Daily meditation can really help. I do fifteen minutes when I get out of bed in the morning every day. I didn’t notice any difference at first, but I notice that something is missing when I don’t do it. I feel more able to cope and less anxious throughout the day when I do it. I started off doing loving kindness meditation (I googled it – try it), but now I just sit, using a 15 minute timer, and gently sway (my body needs to do this), whilst noticing, without judgement, thoughts, feelings, sensations, sounds etc.. You might find other ways of doing it that suit you better. If you get a traumatic memory occur whilst meditating you can either focus your awareness on it or you can open your eyes and ground yourself in where you are right now. This helped me know that I can sit and have a choice should a memory arise. It depends on how resourceful you’re feeling and that will be different at different times.

Be Kind to Your criticisms

Whenever I notice I’m being self-critical, I say to myself, “and that’s okay”. It immediately eases the pain of the critical thoughts and brings relief. When I first heard about this method I felt critical of it (ha ha) but decided to try it anyway and was amazed at how effective it is. You might need to do it a lot at first – I did.

Be Creative

I made this drawing in 2016 after setting myself a daily goal of drawing without purpose for 20 minutes. It’s one of my favourite drawings and I learnt how to blend using colour pencils.

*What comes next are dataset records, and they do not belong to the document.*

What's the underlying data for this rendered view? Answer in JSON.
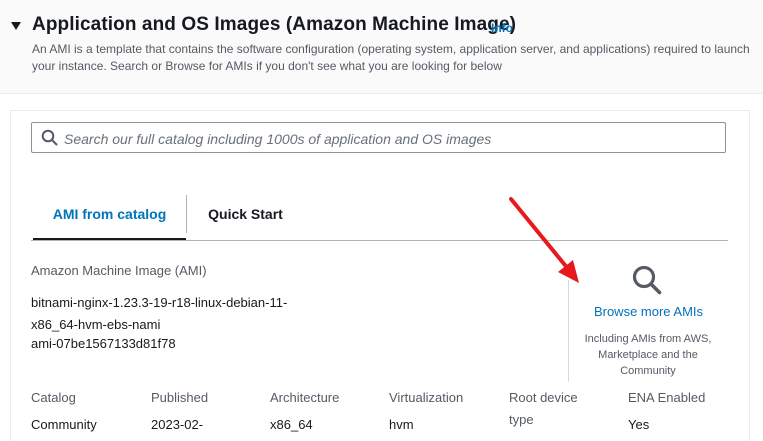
{
  "section": {
    "title": "Application and OS Images (Amazon Machine Image)",
    "info_label": "Info",
    "description": "An AMI is a template that contains the software configuration (operating system, application server, and applications) required to launch your instance. Search or Browse for AMIs if you don't see what you are looking for below"
  },
  "search": {
    "placeholder": "Search our full catalog including 1000s of application and OS images"
  },
  "tabs": [
    {
      "label": "AMI from catalog",
      "active": true
    },
    {
      "label": "Quick Start",
      "active": false
    }
  ],
  "ami": {
    "label": "Amazon Machine Image (AMI)",
    "name": "bitnami-nginx-1.23.3-19-r18-linux-debian-11-x86_64-hvm-ebs-nami",
    "id": "ami-07be1567133d81f78"
  },
  "browse": {
    "link_label": "Browse more AMIs",
    "description": "Including AMIs from AWS, Marketplace and the Community"
  },
  "details": {
    "columns": [
      {
        "header": "Catalog",
        "value": "Community"
      },
      {
        "header": "Published",
        "value": "2023-02-"
      },
      {
        "header": "Architecture",
        "value": "x86_64"
      },
      {
        "header": "Virtualization",
        "value": "hvm"
      },
      {
        "header": "Root device type",
        "value": ""
      },
      {
        "header": "ENA Enabled",
        "value": "Yes"
      }
    ]
  },
  "colors": {
    "link": "#0073bb",
    "annotation_arrow": "#e8191c",
    "text": "#16191f",
    "muted_text": "#545b64"
  },
  "icons": {
    "caret": "caret-down-icon",
    "search": "search-icon",
    "browse": "magnifier-icon",
    "annotation": "red-arrow-annotation"
  }
}
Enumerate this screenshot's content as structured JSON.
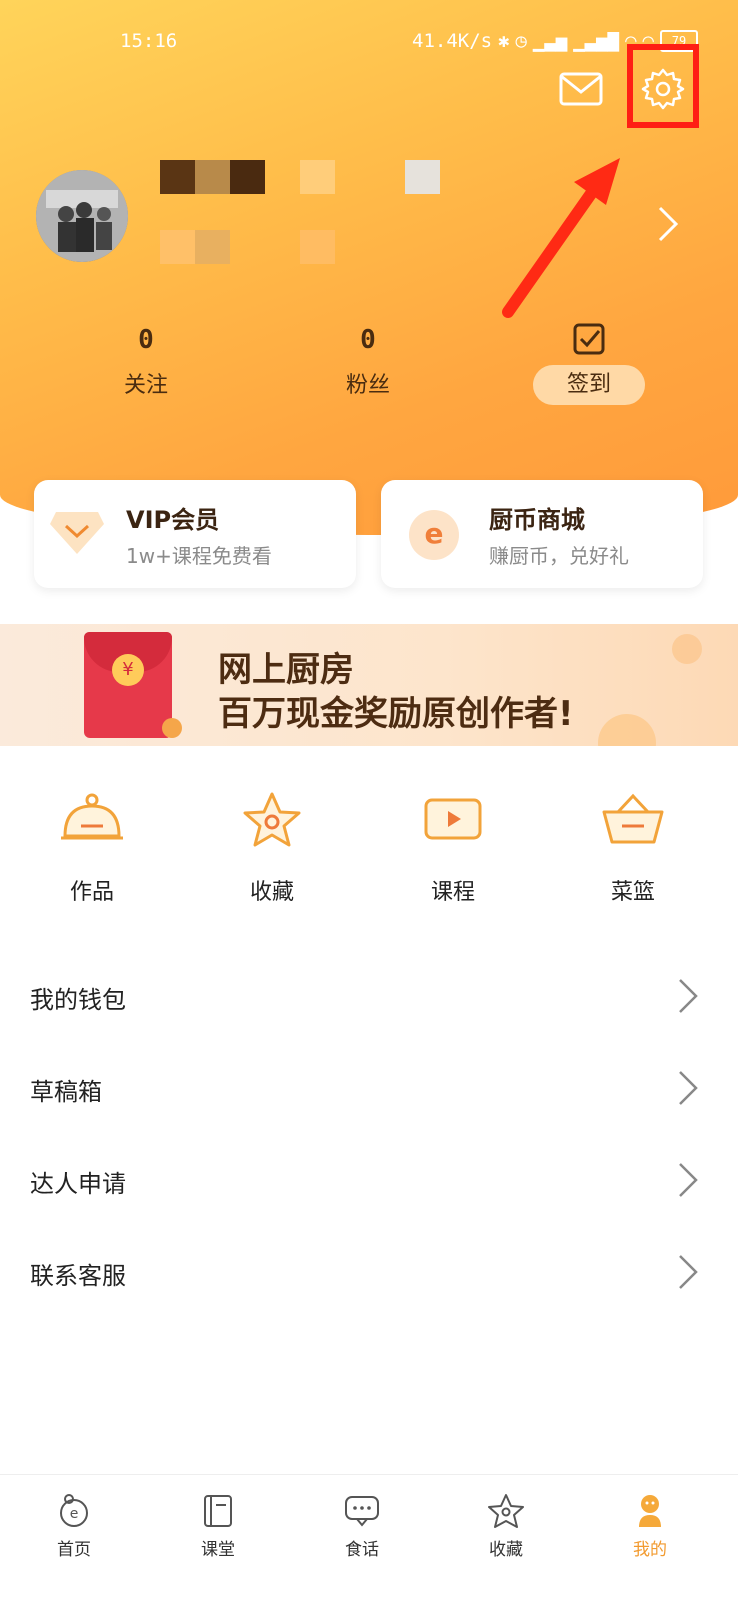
{
  "status_bar": {
    "time": "15:16",
    "network_speed": "41.4K/s",
    "battery": "79"
  },
  "header": {
    "icons": [
      "mail-icon",
      "gear-icon"
    ],
    "stats": [
      {
        "value": "0",
        "label": "关注"
      },
      {
        "value": "0",
        "label": "粉丝"
      }
    ],
    "signin_label": "签到"
  },
  "cards": [
    {
      "title": "VIP会员",
      "subtitle": "1w+课程免费看",
      "icon": "diamond-icon"
    },
    {
      "title": "厨币商城",
      "subtitle": "赚厨币，兑好礼",
      "icon": "coin-e-icon"
    }
  ],
  "banner": {
    "line1": "网上厨房",
    "line2": "百万现金奖励原创作者!"
  },
  "quick_actions": [
    {
      "label": "作品",
      "icon": "cloche-icon"
    },
    {
      "label": "收藏",
      "icon": "star-icon"
    },
    {
      "label": "课程",
      "icon": "play-icon"
    },
    {
      "label": "菜篮",
      "icon": "basket-icon"
    }
  ],
  "menu": [
    {
      "label": "我的钱包"
    },
    {
      "label": "草稿箱"
    },
    {
      "label": "达人申请"
    },
    {
      "label": "联系客服"
    }
  ],
  "tabbar": [
    {
      "label": "首页",
      "icon": "home-icon"
    },
    {
      "label": "课堂",
      "icon": "book-icon"
    },
    {
      "label": "食话",
      "icon": "chat-icon"
    },
    {
      "label": "收藏",
      "icon": "star-icon"
    },
    {
      "label": "我的",
      "icon": "profile-icon"
    }
  ],
  "colors": {
    "header_start": "#ffd45a",
    "header_end": "#ff9a3a",
    "accent": "#f2a33a",
    "highlight_red": "#ff1e14"
  }
}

I sometimes find it hard to let myself paint, or draw, or collage, or play my ukulele, or climb, or any of the things that bring me joy. Then I realise it’s the self-criticism that’s stopping me and I decide to do one of those things. Sometimes it’s useful to set a time boundary, using a timer, if I feel like I also need to get work done. Then I can use the joyful things as break activities. The more creative I am the happier I am. I think that might be a universal trait and I don’t think it’s limited to artists. I think we label people as artists when they allow themselves to be creative, but actually we are all creative in various ways. What could you create if you let yourself? Perhaps it’s numbers that you like? What’s your subject? What’s it like when you’re creative?


Whilst frequent self-criticism can be debilitating, leading to depression, there are things that can reduce the rigidity and rumination. Compassion-based therapy, self-help courses and books, and daily self-compassion practices can all help to spark your creativity. After all, what’s life without creating?


GERMER, C., and NEFF, K., 2015. Cultivating Self-Compassion in Trauma Survivors. In: J. BRIERE, V. FOLLETTE, J. HOPPER, D. ROZELLE and D. ROME, eds. Transforming trauma: Integrating contemplative and Western psychological approaches. New York: Guilford Press. pp. 43-58.

GILBERT, P. and PROCTER, S., 2006. Compassionate mind training for people with high shame and self-criticism: overview and pilot study of a group therapy approach. Clinical Psychology & Psychotherapy [online]. 13 (6), pp.353–379.

GILBERT, P., MCEWAN, K., GIBBONS, L., CHOTAI, S., DUARTE, J. and MATOS, M., 2012. Fears of compassion and happiness in relation to alexithymia, mindfulness, and self-criticism. Psychology and Psychotherapy: Theory, Research and Practice [online]. 85 (4), pp.374–390.